In clinical practice, biochemical response rates to somatostatin analogues are likely to fall somewhere between the rates observed in the early clinical trials and the rates observed in more recent trials. Many patients seen in the clinic are post-surgical or have had successful prior treatment with a somatostatin analogue, rather than being treatment naïve. Prior to treatment with somatostatin analogues, patients may also be ‘pre-selected’ for potential responsiveness with an acute octreotide suppression test [49]. The clinical setting allows for dose adjustments at the discretion of the physician and long-term treatment, both of which provide opportunities for higher response rates, similar to long-term, open-label studies. The choice of parameters used to gauge clinical response also plays a significant role in perceived treatment success; both GH and IGF-1 levels together as a composite measure should be used to assess biochemical response [2, 50].

Finally, similar to the differences in clinical trials of reporting data from patients who discontinue treatment (e.g., ITT vs.
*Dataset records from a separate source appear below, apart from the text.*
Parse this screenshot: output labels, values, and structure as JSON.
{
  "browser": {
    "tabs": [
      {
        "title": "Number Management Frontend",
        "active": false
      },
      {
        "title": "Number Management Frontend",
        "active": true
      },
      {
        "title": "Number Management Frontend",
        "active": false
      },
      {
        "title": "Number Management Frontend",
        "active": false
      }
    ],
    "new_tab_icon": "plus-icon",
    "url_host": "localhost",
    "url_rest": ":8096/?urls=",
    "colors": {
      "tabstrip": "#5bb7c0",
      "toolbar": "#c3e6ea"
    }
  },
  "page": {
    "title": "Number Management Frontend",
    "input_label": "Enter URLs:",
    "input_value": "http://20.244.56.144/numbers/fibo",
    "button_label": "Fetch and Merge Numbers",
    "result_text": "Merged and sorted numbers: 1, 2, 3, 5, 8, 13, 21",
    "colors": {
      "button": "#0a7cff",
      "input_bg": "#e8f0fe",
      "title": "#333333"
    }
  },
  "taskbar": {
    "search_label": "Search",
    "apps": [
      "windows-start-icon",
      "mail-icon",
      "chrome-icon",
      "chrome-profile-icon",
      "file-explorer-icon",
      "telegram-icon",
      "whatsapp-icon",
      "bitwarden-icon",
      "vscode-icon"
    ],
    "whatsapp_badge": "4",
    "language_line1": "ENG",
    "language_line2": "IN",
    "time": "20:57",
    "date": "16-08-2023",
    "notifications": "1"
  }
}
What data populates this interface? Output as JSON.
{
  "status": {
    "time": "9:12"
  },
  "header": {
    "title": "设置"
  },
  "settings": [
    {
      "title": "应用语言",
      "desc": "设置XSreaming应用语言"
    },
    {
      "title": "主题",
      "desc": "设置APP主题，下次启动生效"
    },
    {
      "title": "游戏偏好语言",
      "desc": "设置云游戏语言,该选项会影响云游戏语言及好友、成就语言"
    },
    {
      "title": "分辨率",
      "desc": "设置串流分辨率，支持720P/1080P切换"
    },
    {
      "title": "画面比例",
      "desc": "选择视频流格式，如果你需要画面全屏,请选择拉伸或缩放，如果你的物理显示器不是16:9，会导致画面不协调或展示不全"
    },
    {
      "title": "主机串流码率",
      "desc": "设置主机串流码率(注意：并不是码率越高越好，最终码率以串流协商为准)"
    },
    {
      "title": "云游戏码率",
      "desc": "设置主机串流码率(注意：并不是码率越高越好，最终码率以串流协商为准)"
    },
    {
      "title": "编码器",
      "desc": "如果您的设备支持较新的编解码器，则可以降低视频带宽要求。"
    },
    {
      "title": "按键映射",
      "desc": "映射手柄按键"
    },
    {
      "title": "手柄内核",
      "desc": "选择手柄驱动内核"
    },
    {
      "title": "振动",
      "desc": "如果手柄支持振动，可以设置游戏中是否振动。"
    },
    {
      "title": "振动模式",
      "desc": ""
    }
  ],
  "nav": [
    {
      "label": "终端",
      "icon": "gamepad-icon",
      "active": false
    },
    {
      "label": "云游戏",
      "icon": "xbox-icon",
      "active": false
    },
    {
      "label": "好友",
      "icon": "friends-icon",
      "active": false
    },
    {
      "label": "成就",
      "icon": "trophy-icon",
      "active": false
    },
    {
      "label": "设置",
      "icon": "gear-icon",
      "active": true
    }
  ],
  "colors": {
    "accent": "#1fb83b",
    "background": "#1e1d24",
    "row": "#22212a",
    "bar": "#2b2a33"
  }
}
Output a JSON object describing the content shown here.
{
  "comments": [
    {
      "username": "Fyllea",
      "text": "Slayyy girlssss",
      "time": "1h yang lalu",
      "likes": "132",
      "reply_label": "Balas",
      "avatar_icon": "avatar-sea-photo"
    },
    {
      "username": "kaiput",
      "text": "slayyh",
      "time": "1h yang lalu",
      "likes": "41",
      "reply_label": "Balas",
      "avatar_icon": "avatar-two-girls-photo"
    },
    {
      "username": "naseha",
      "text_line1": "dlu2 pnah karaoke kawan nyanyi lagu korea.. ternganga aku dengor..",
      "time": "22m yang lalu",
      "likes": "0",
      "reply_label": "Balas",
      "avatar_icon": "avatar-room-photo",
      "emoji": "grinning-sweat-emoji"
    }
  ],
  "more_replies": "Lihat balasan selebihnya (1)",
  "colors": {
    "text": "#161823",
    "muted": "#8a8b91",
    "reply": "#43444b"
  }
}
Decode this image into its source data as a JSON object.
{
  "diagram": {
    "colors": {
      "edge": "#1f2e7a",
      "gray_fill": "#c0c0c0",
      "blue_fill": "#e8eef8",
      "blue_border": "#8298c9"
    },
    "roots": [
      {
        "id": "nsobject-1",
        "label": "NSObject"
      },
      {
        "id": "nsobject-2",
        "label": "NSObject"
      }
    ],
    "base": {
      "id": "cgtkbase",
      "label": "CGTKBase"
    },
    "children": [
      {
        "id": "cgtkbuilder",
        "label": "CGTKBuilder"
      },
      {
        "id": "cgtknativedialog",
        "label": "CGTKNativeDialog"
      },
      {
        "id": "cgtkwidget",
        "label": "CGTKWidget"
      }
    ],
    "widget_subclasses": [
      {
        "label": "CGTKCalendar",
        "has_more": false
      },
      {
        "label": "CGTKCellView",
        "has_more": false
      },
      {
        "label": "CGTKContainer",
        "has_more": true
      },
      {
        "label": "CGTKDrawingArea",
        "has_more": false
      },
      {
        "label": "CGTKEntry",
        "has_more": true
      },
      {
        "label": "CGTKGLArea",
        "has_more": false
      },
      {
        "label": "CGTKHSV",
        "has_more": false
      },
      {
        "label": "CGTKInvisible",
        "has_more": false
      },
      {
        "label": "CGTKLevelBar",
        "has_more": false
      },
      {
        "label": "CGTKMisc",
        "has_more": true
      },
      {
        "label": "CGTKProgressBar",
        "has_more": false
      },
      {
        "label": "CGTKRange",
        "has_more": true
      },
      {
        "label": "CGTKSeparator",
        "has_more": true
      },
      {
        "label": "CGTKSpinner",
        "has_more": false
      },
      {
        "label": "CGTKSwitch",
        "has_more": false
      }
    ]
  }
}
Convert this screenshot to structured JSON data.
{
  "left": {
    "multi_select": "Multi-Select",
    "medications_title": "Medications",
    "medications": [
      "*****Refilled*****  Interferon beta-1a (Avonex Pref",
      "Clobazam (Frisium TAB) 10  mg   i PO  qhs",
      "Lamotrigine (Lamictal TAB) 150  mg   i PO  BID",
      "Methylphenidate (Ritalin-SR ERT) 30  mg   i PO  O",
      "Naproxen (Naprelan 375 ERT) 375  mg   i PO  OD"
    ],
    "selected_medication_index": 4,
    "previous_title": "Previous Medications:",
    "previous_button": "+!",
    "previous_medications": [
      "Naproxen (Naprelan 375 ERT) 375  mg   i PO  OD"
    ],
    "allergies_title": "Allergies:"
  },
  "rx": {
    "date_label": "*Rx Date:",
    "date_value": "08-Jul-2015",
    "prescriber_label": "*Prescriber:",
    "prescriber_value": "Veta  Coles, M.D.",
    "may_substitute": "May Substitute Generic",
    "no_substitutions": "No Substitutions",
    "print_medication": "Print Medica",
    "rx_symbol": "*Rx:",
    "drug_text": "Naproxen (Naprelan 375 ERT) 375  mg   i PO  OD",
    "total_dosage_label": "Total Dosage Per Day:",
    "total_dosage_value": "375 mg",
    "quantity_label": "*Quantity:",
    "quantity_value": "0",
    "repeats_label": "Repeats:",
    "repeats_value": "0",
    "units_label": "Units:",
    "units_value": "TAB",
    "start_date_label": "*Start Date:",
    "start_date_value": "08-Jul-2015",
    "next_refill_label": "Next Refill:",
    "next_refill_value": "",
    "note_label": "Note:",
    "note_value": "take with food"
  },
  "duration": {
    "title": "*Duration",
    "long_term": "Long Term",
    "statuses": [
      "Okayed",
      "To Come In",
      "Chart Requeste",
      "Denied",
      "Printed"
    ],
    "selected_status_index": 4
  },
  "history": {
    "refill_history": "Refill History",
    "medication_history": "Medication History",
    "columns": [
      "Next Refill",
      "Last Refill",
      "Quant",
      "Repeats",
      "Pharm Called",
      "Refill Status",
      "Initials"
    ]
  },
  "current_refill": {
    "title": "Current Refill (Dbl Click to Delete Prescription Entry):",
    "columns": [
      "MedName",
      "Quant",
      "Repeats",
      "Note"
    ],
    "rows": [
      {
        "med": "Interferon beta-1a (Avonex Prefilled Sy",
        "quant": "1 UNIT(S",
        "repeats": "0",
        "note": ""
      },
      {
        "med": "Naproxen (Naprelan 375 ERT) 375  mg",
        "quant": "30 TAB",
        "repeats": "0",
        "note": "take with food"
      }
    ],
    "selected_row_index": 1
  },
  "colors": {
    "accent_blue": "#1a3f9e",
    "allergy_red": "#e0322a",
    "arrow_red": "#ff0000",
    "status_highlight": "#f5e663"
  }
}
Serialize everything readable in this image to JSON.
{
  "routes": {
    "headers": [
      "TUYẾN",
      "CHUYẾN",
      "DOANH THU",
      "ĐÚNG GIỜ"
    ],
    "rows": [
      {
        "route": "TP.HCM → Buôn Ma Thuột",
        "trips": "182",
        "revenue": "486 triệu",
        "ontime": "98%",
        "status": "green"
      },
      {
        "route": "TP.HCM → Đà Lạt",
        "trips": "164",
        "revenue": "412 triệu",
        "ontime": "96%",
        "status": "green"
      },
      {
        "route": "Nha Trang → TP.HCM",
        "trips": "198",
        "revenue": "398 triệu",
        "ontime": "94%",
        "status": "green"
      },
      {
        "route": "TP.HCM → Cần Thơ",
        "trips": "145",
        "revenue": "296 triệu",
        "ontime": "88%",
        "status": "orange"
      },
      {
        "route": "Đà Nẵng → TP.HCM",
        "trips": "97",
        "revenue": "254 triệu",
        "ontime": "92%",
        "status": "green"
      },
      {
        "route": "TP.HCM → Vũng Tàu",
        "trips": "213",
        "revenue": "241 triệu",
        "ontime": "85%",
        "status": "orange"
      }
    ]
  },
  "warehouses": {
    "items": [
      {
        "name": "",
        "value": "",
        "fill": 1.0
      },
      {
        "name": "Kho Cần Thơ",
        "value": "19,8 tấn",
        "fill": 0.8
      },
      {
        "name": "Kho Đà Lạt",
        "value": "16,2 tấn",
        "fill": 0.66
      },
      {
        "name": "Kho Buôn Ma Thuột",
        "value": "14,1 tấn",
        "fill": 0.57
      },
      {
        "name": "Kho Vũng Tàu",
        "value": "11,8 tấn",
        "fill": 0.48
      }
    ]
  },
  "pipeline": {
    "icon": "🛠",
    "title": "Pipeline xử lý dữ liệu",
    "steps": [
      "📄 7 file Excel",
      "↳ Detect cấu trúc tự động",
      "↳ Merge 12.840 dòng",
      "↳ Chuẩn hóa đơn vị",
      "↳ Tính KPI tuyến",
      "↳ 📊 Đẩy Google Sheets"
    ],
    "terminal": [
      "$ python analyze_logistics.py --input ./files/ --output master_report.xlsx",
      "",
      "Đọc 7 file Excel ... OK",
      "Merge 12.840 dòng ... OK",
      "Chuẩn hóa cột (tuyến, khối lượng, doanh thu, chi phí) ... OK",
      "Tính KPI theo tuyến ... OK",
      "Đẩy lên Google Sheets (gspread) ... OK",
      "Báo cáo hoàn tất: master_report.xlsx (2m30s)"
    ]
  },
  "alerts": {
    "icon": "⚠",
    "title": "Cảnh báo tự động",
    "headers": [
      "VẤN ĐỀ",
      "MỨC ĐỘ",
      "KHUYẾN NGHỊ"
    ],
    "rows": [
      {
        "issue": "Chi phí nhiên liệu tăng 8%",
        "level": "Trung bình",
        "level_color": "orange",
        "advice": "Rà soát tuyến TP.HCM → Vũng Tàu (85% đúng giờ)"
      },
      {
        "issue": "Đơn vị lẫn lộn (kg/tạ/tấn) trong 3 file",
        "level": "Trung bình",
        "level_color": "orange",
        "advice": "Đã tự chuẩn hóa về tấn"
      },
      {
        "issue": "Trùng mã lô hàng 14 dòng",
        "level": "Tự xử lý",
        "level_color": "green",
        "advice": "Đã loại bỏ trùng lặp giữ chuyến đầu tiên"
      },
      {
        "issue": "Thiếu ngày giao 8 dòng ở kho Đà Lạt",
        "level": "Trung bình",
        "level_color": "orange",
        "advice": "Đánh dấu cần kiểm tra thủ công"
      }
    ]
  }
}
PP analysis), clinicians (including those from specialist pituitary centers) sometimes might remember only those patients who have responded to treatment, rather than those who have transitioned to another treatment or care provider. As a result, clinicians should be cautious of comparing response rates in real-world clinical scenarios with response rates obtained from a controlled trial setting.

As the mechanisms involved in the resistance to somatostatin analogues become better understood, it should be possible to predict which patients will respond to different medical therapies based on biomarkers. Therefore, a more successful outcome may be observed if individualized treatment is based on information such as the somatostatin receptor subtype profile, aryl hydrocarbon receptor-interacting protein (AIP) expression, and T2 intensity on magnetic resonance imaging, among others [51, 52]. This would result in higher response rates, because those patients who would not have responded to treatment with a particular agent would not be unnecessarily treated.

Concluding remarks

As acromegaly is a rare disorder, even experienced endocrinologists may seldom treat a patient with acromegaly and therefore rely on the medical literature to inform treatment decision making. However, the wide range of reported response rates with octreotide LAR and lanreotide Autogel may be confusing and could lead to misinterpretation by both the patient and the physician in certain situations. Understanding the factors that potentially drive the discordance in response rates, as reported in this review, should allow clinicians to better gauge treatment expectations in specific patients.